Ash flew into her eyes, stinging for a moment. Then she realized. "Morning won't come, will it?" she muttered. "That's not night covering the sky. That's ash and smoke and volcano dust."
The Beckoner didn't answer. Of course.
An eerie, obscure grayness spread slowly across the land as she continued her journey, but it was nothing like sunlight. Nothing like any day she had ever seen in her life. Visibility improved slightly, but not enough to make this trek notably less hazardous. Since starting out, she'd left occasional signs for Tansen to follow, hoping he would try to track her. But now that she knew he wouldn't have sunlight to help him, she was afraid he might not see her markers.
She grew weak and light-headed, and the ever-present cool glow in her belly turned into an insistent throb.
"I have to have water," she told the Beckoner. "
Now
. I can't go on like this."
There is water
.
"Where?"
Here...
"Where?" she demanded.
Glowing more faintly now, he led her off the path and over an enormous pile of jagged, tumbled rocks. She followed him into a narrow crevice with sheer stone walls so close together it was as if someone had sliced open a cliff but forgotten to push the two halves apart.
That was when she heard it: the faint, sweet music of running water. Her womb responded convulsively, startling her.
She entered a tiny clearing, covered in ash, which ended in a cliff face concealed by the crevice she had just come through.
The Beckoner floated over to a low, shadowed hole in this hidden wall, then disappeared, as if melting into the rock. Mirabar hesitated, then followed him by going through the hole in the rockface.
She entered a cave. A tunnel, really. Probably carved by old lava flows from Mount Darshon.

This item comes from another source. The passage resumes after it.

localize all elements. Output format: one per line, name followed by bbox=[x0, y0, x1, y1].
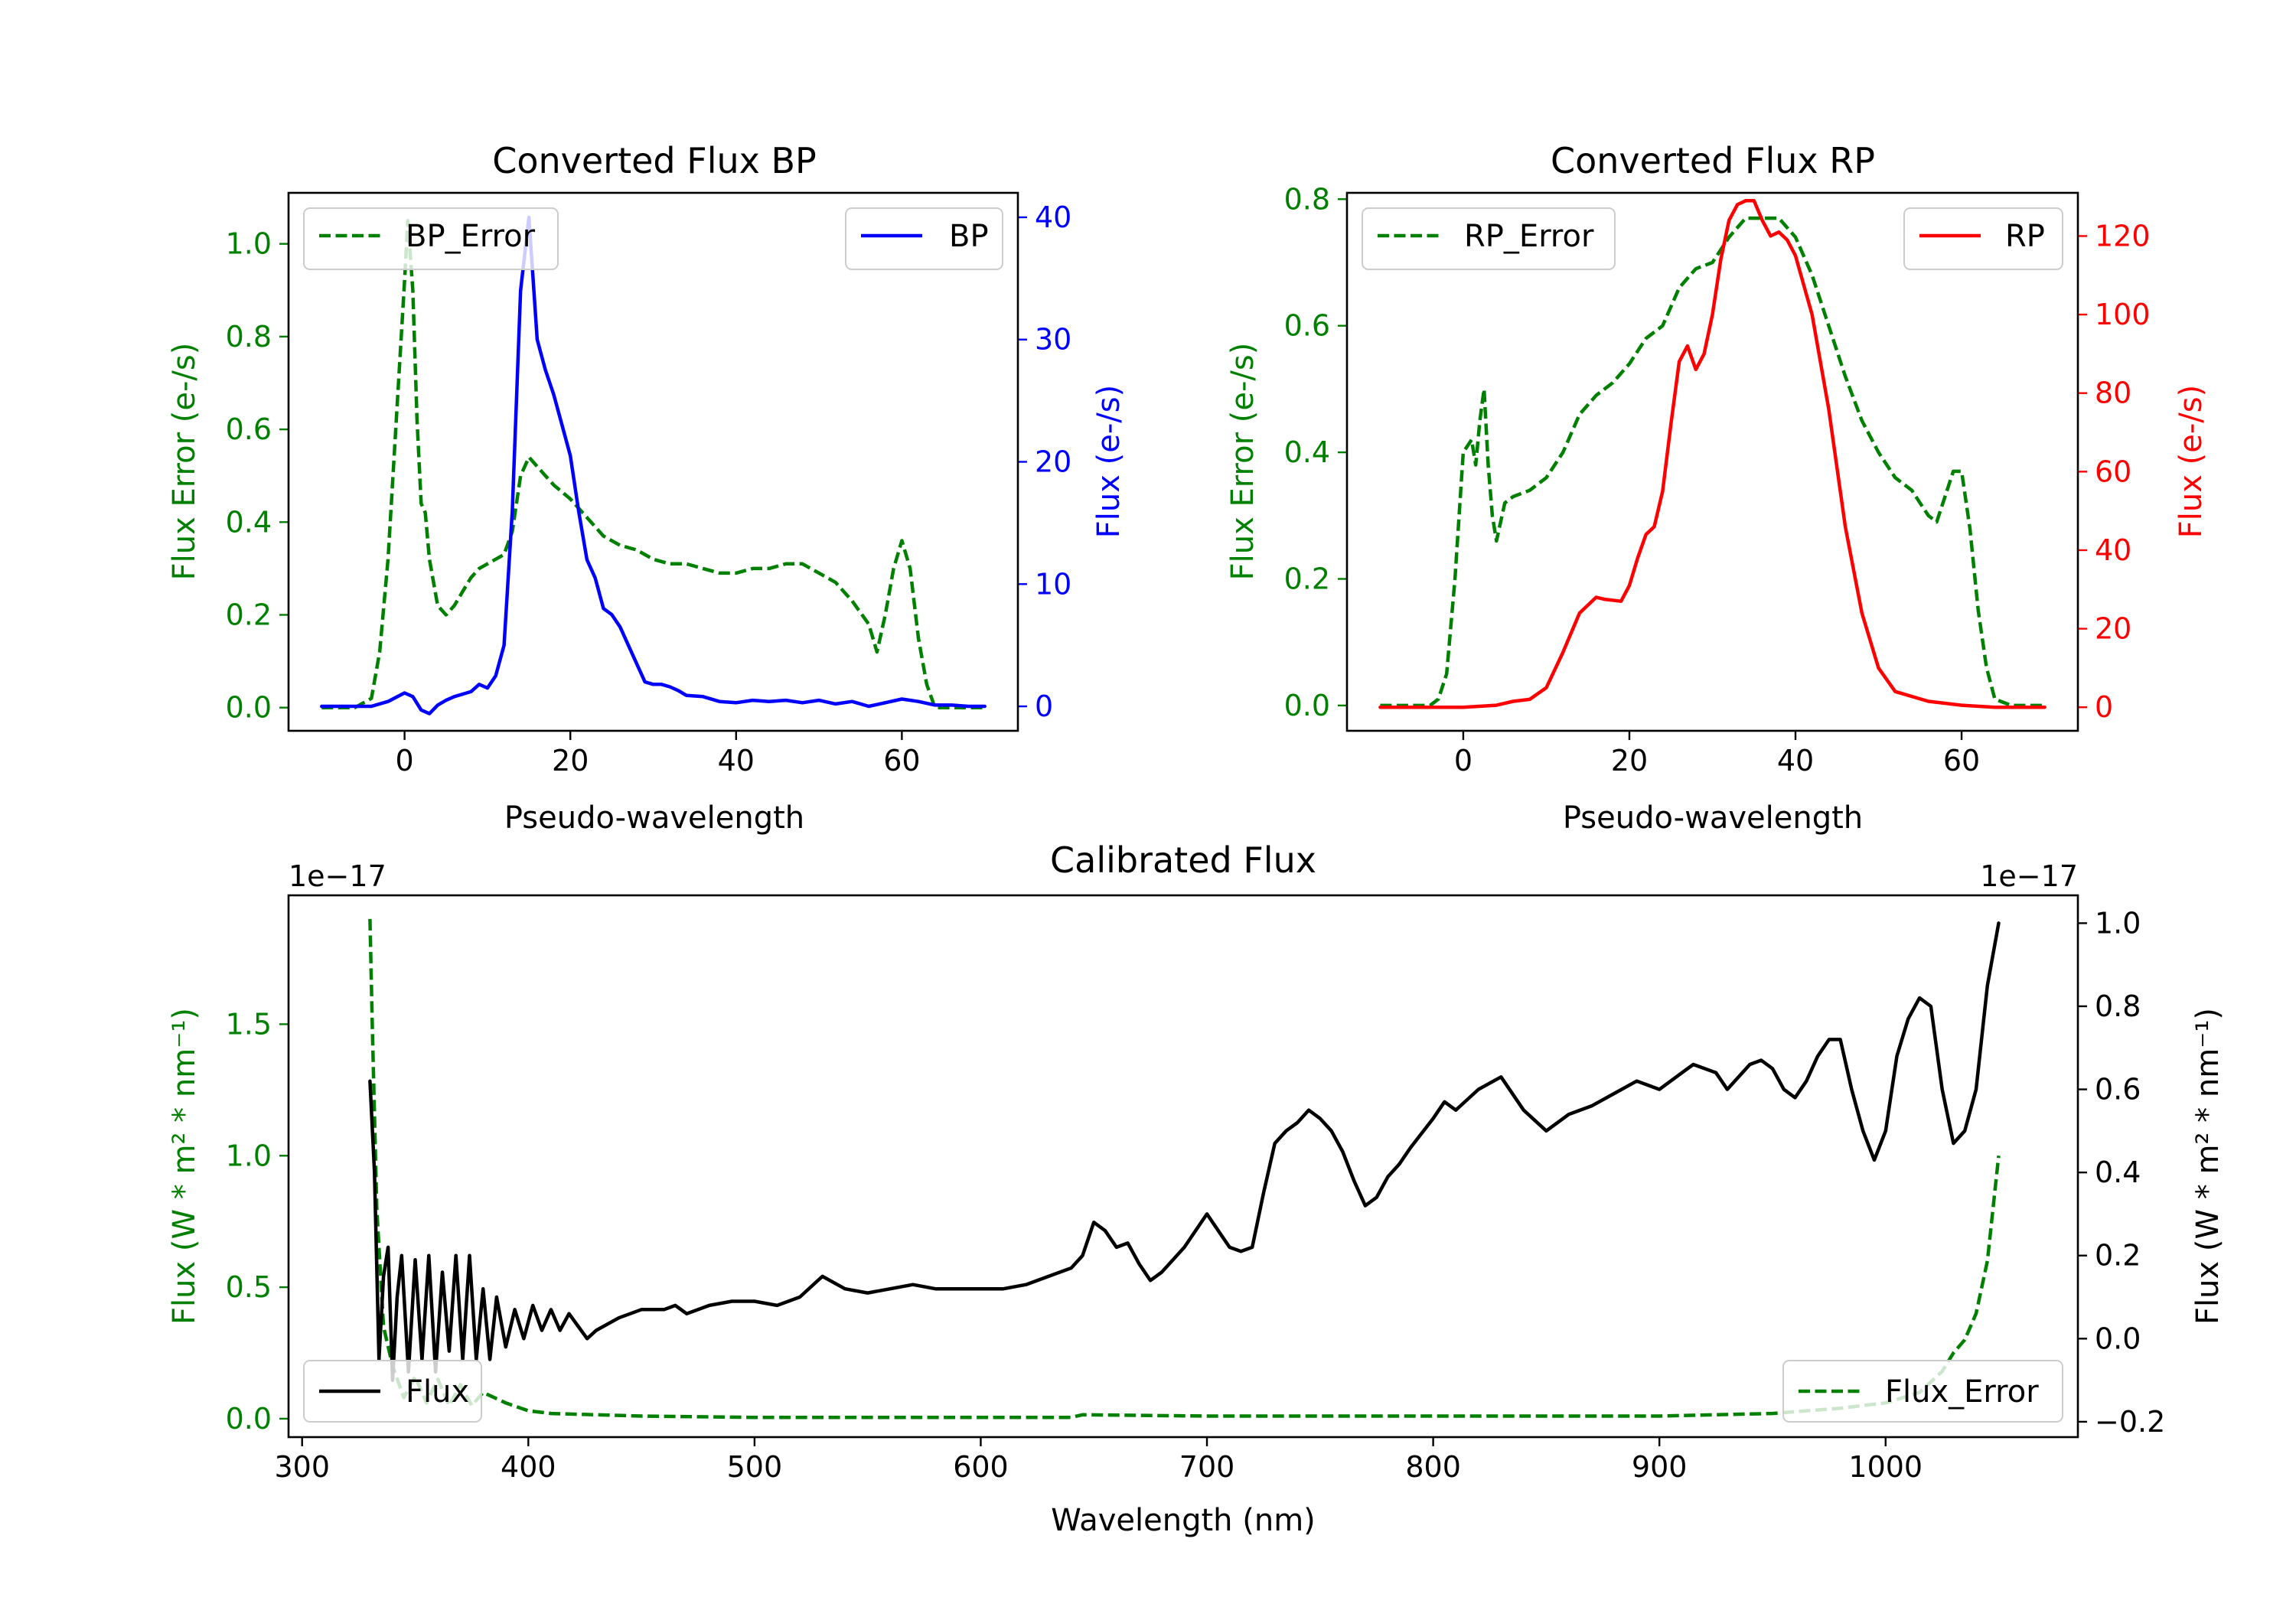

Mirabar stumbled on the uneven floor, unable to see anything in here except the Beckoner himself. She grew nervous as he drew her deeper and deeper into the oppressively dark, dank tunnel.
"This isn't safe," she said, thinking of the earthquakes. But he ignored her, and the distant sound of running water lured her onward, a temptation she couldn't resist, a necessity which was close to breaking her.
The tunnel split and divided into several other tunnels, which also split and divided. Mirabar blew torchlight into life at the entrance to every tunnel the Beckoner chose, knowing she'd never find her way back out without them if he, as was his custom, suddenly abandoned her.
Finally, when she was disoriented but fairly sure she was far inside the belly of a mountain, the faint and alluring trickle she'd been hearing turned into the promising babble of a stream flowing over rocks. Even as she heard it, the powerful life inside her womb reacted violently.
Something was wrong. This wasn't a craving for water she felt coming from her unborn child... This was something else.
Mirabar paused, unnerved.
Then the Beckoner proceeded down the next twisting lava-carved tunnel and left her alone in the dark. Mirabar decided that staying here felt no safer than going forward would, so she followed him.
As soon as she entered the chamber into which he led her, Mirabar caught her breath and felt her heart start to pound with stunned recognition.
A child of fire...
It was a dark place full of light, a bright place shadowed by darkness. A vast cavern, heavy yet airy, immense yet encroaching.
"It could almost be... a big prison," she whispered, dazed as she looked around her.
A child of water...
Fire and water were all around her. The churning lava of the volcano dripped into water which flowed through a cavern lit by unfamiliar glowing shapes. Angry hissing filled the air wherever fire and water met, and steam rose to obscure Mirabar's vision.